Figura04 – Demostração do processo mecânico

Aplicações:Veículos de passeio, pequenos veículos de carga, pequenos aviões e pequenas embarcações.

Rendimento

O ciclo segue os tempos indicados anteriormente sendo que, no 1º tempo, admite-se uma mistura ar/combustível. A combustão é iniciada no interior do cilindro por uma centelha (vela de ignição). A mistura ar/combustível, que é feita pelo carburador ou pela injeção eletrônica, é preparara aproximadamente nas seguintes proporções:

9: 1 - 9 partes de ar para 1 parte de gasolina

12: 112 partes de ar para 1 parte de álcool

O rendimento de um motor de ciclo Otto chega a 22% a 38%

Ciclo Mecânico Otto de 2 tempos (MIF)

Quando o pistão se desloca do PMI ao PMS, simultaneamente, ele comprime a mistura (combustível + ar + óleo lubrificante) que está no cilindro, e admite nova quantidade de mistura no cárter. Antes do pistão, atingir o PMS ocorre à faísca que da origem à combustão e conseqüentemente a expansão.

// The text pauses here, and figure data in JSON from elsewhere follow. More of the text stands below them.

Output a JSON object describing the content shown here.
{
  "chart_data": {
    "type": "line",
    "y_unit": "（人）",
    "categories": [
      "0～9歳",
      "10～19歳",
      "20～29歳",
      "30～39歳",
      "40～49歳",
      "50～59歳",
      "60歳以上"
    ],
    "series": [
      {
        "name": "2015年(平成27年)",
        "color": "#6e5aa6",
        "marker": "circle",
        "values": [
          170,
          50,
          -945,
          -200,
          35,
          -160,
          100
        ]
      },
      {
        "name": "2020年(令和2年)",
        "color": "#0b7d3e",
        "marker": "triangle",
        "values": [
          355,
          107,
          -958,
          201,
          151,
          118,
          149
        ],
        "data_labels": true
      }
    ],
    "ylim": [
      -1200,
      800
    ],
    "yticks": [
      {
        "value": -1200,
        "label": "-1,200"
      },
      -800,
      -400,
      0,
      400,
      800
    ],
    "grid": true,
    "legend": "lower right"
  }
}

Com a expansão, o pistão se desloca do PMS para o PMI, liberando as janelas de escape. Ao mesmo tempo ele comprime a mistura que está no cárter, fazendo com que a mesma, passe para o cilindro através da janela de transferência. Esta nova mistura ao entrar no cilindro auxilia na expulsão dos gases queimados.

OBS. Para se completar um ciclo motor de 2 tempos é necessária apenas uma volta completa da árvore de manivelas.

O rendimento deste motor é inferior com respeito ao motor de 4 tempos, já que tem um rendimento volumétrico menor e o escape de gases é menos eficaz. Também são mais poluentes (devido à queima de óleo lubrificante que é misturado ao combustível no cárter durante a pré-compressão). Por outro lado, costumam dar mais potência cerca de 70 a 90% para a mesma cilindrada, já que este faz uma explosão na cada revolução, enquanto o motor de 4 tempos faz uma explosão pela cada 2 revoluções, e conta com mais partes móveis.

Aplicações: Motocicletas, cortadores de grama, pequenas bombas, pequenos motores de popa, etc.

Ciclo Diesel

O Motor Diesel ou motor de ignição por compressão é um motor de combustão interna inventado pelo engenheiro alemão Rudolf Diesel (1858-1913) em que a combustão se faz pelo aumento da temperatura provocado pela compressão de ar. Rodolf Diesel chegou a esse método quando aperfeiçoava máquinas a vapor.

O combustível utilizado pelos motores diesel tem normalmente uma alta nivel de octanagem, isto é, a capacidade que o combustível tem, em resistir a altas temperaturas na câmara de combustão, sem sofrer detonação. Esses combustíveis são o biodiesel, hidrocarboneto, óleo vegetal, alcool e o disel.